The committee staff presented a 93-page report with six major conclusions:
--Since the Council of Postsecondary Education established ceilings for tuition increases after the 2008-2009 school year, the average annual increase in tuition and fees has been 4.6 percent. Between 2002 and 2008, the average rise was 11.4 percent.
--The total cost of attendance in 2015 for in-state students, not taking financial aid into account, ranges from a low of $19,900 at Kentucky State University, to more than $25,000 at both the University of Kentucky and University of Louisville. The other public universities were in the $20,000 to $21,000 range. The study found those costs less than surrounding states and similar to schools in other southern states.
--For the 2015 academic year, the net cost, which includes grants and scholarships, ranged from $8,206 at KSU, to $16,673 at UK. Since 2007, and adjusted for inflation, the net cost rose 17 percent at Murray State University, around 20 percent at UK and Eastern Kentucky University, nearly 30 percent at U of L, more than 40 percent at Morehead State University, with decreases at KSU, Northern Kentucky University and Western Kentucky University.
--In 2015, the average net price at UK and U of L was more than 35 percent of Kentucky median household income, more than 25% at Eastern and Morehead, more than 20 percent at Murray, Northern and Western, and 18 percent at KSU. Since 2007, the percent of median household income rose 0.1 percent at Northern and Western, 6.8 percent or more at UK, U of L and Morehead, and dropped over two percent at KSU.
--Around 93 percent of college students had some kind of financial aid in 2015. Sixty-eight percent received state aid, a small rise since 2000. Over that 15-year period, those receiving a federal grant rose from 29 to 44 percent, institutional grant aid increased from 31 to 59 percent, and the percentage awarded a loan jumped from 33 to 60 percent.
--Kentucky’s public university graduates had around the same student loan debt as graduates in other states, although the amount increased fifty percent between 2008 and 2015, to a median of $23,822. The average student had an 11 percent three-year cohort default rate, two percent more than the other states.
Dr.
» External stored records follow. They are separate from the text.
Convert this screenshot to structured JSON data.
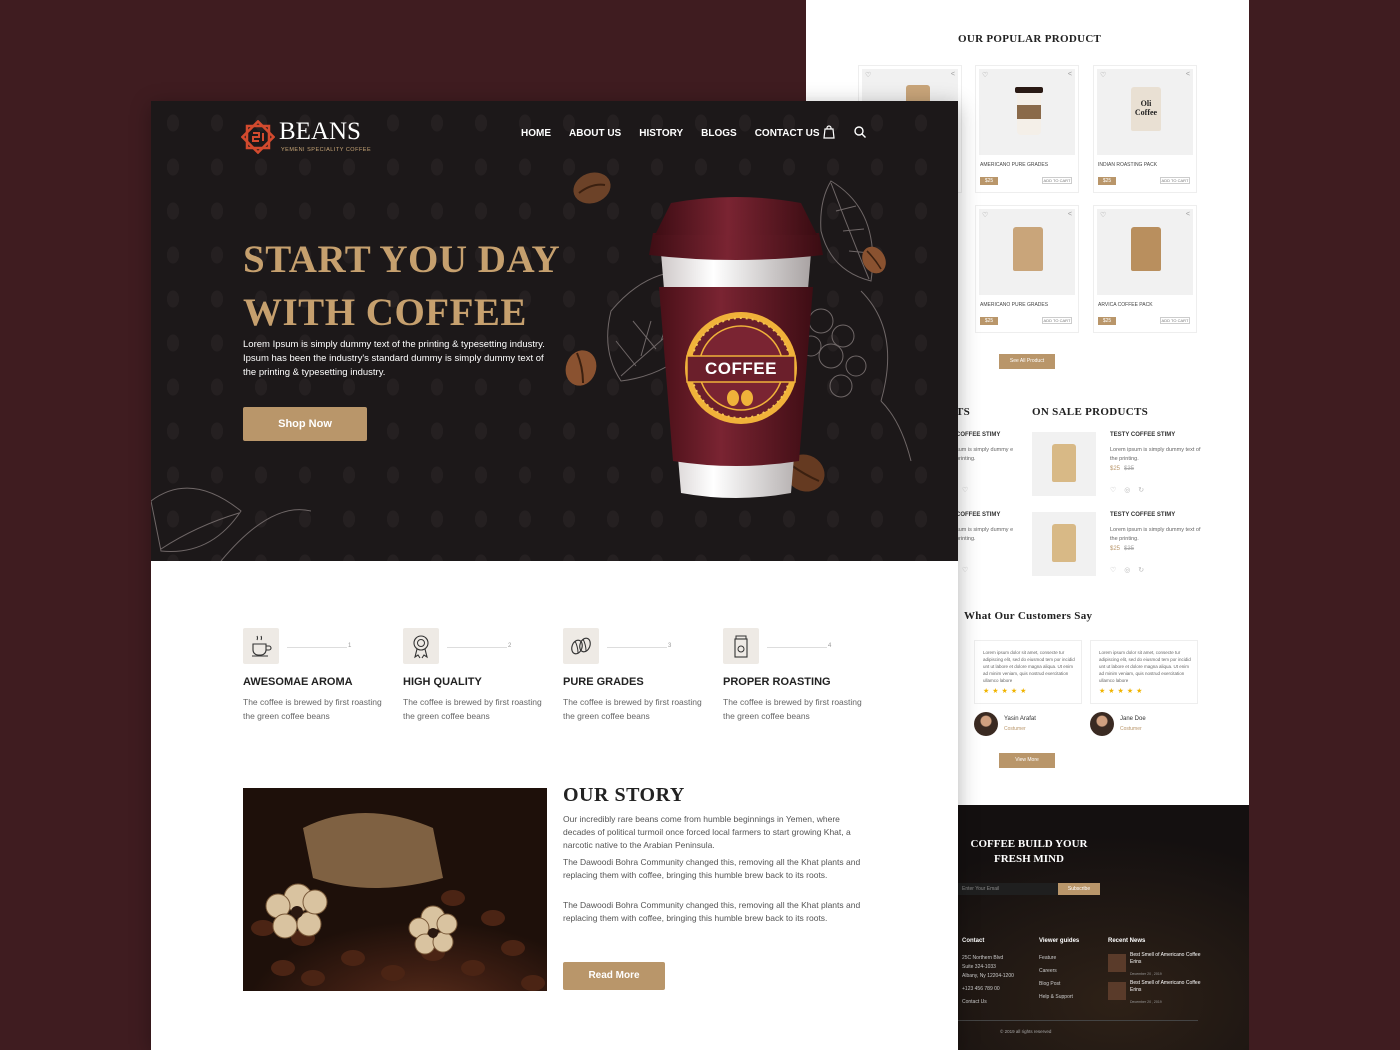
{
  "back": {
    "popular_title": "OUR POPULAR PRODUCT",
    "products": [
      {
        "name": "",
        "price": "",
        "cart": ""
      },
      {
        "name": "AMERICANO PURE GRADES",
        "price": "$25",
        "cart": "ADD TO CART"
      },
      {
        "name": "INDIAN ROASTING PACK",
        "price": "$25",
        "cart": "ADD TO CART",
        "label": "Oli Coffee"
      },
      {
        "name": "AMERICANO PURE GRADES",
        "price": "$25",
        "cart": "ADD TO CART"
      },
      {
        "name": "ARVICA COFFEE PACK",
        "price": "$25",
        "cart": "ADD TO CART"
      }
    ],
    "see_all": "See All Product",
    "left_partial_title": "TS",
    "sale_title": "ON SALE PRODUCTS",
    "sale_items": [
      {
        "title": "TESTY COFFEE STIMY",
        "desc": "Lorem ipsum is simply dummy text of the printing.",
        "price": "$25",
        "old_price": "$35"
      },
      {
        "title": "TESTY COFFEE STIMY",
        "desc": "Lorem ipsum is simply dummy text of the printing.",
        "price": "$25",
        "old_price": "$35"
      }
    ],
    "partial_sale": [
      {
        "title": "COFFEE STIMY",
        "desc": "sum is simply dummy e printing."
      },
      {
        "title": "COFFEE STIMY",
        "desc": "sum is simply dummy e printing."
      }
    ],
    "testimonial_title": "What Our Customers Say",
    "testimonials": [
      {
        "quote": "Lorem ipsum dolor sit amet, consecte tur adipiscing elit, sed do eiusmod tem por incidid unt ut labore et dolore magna aliqua. Ut enim ad minim veniam, quis nostrud exercitation ullamco labore",
        "stars": "★★★★★",
        "name": "Yasin Arafat",
        "role": "Costumer"
      },
      {
        "quote": "Lorem ipsum dolor sit amet, consecte tur adipiscing elit, sed do eiusmod tem por incidid unt ut labore et dolore magna aliqua. Ut enim ad minim veniam, quis nostrud exercitation ullamco labore",
        "stars": "★★★★★",
        "name": "Jane Doe",
        "role": "Costumer"
      }
    ],
    "view_more": "View More",
    "footer": {
      "title": "COFFEE BUILD YOUR FRESH MIND",
      "email_placeholder": "Enter Your Email",
      "subscribe": "Subscribe",
      "contact_head": "Contact",
      "contact_lines": [
        "25C Northern Blvd",
        "Suite 324-1033",
        "Albany, Ny 12204-1200",
        "+123 456 789 00",
        "Contact Us"
      ],
      "guides_head": "Viewer guides",
      "guides": [
        "Feature",
        "Careers",
        "Blog Post",
        "Help & Support"
      ],
      "news_head": "Recent News",
      "news": [
        {
          "title": "Best Smell of Americano Coffee Erins",
          "date": "December 20 , 2019"
        },
        {
          "title": "Best Smell of Americano Coffee Erins",
          "date": "December 20 , 2019"
        }
      ],
      "copyright": "© 2019 all rights reserved"
    }
  },
  "front": {
    "logo": {
      "text": "BEANS",
      "sub": "YEMENI SPECIALITY COFFEE"
    },
    "nav": [
      "HOME",
      "ABOUT US",
      "HISTORY",
      "BLOGS",
      "CONTACT US"
    ],
    "icons": [
      "shopping-bag-icon",
      "search-icon"
    ],
    "hero": {
      "title_line1": "START YOU DAY",
      "title_line2": "WITH COFFEE",
      "text": "Lorem Ipsum is simply dummy text of the printing & typesetting industry. Ipsum has been the industry's standard dummy is simply dummy text of the printing & typesetting industry.",
      "button": "Shop Now",
      "cup_label": "COFFEE"
    },
    "features": [
      {
        "num": "1",
        "title": "AWESOMAE AROMA",
        "desc": "The coffee is brewed by first roasting the green coffee beans",
        "icon": "coffee-cup-icon"
      },
      {
        "num": "2",
        "title": "HIGH QUALITY",
        "desc": "The coffee is brewed by first roasting the green coffee beans",
        "icon": "award-badge-icon"
      },
      {
        "num": "3",
        "title": "PURE GRADES",
        "desc": "The coffee is brewed by first roasting the green coffee beans",
        "icon": "coffee-beans-icon"
      },
      {
        "num": "4",
        "title": "PROPER ROASTING",
        "desc": "The coffee is brewed by first roasting the green coffee beans",
        "icon": "coffee-pack-icon"
      }
    ],
    "story": {
      "title": "OUR STORY",
      "paragraphs": [
        "Our incredibly rare beans come from humble beginnings in Yemen, where decades of political turmoil once forced local farmers to start growing Khat, a narcotic native to the Arabian Peninsula.",
        "The Dawoodi Bohra Community changed this, removing all the Khat plants and replacing them with coffee, bringing this humble brew back to its roots.",
        "The Dawoodi Bohra Community changed this, removing all the Khat plants and replacing them with coffee, bringing this humble brew back to its roots."
      ],
      "button": "Read More"
    }
  },
  "colors": {
    "accent": "#b9966a",
    "hero_bg": "#1c1819",
    "page_bg": "#3f1c20",
    "cup": "#6b1f2b"
  }
}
Aaron Thompson, the new president of the Council on Postsecondary Education, responded to the report, and what can be done to address the issue of affordability.
“Since early 2000, the responsibility for college cists has shifted from the state to our students and families. No doubt about it. That is something I think we have to have some comprehensive conversations around.”
Thompson admitted the issue of rising student debt is very problematic.
“For those students who graduate, they are very successful in seeing that debt as an investment. When they don’t graduate, I think it’s an issue that we have to start talking about, and it’s on our backs.”
He also addressed cuts in funding to higher education by the state. “Our argument is fairly simple: higher education is the is a good key to good workforce and a good key for economic development. Somehow, we have to get better in trying to address that.”
One other factor is the higher education pension plan. “If we don’t take care of it this year,” Aaron said, “we’re going to increase our Kentucky Employee Retirement System contribution about 70 percent. That’s another blow to affordability.”
Some of Thompson’s solution include:
--Support and expand state student aid programs, including the new Work Ready Scholarship Program
--Encourage early college going, by continued support of dual credit, AP and other programs
--Continue to promote and support career pathways into high-demand industries such as healthcare, manufacturing and IT
--Manage tuition and fee growth
--Encourage and facilitate increased transfer opportunities between the KCTCS system and universities
--Support and promote strategies to ensure more students complete the programs they start
--Implement strategies that encourage students to lessen the time it takes to earn degrees.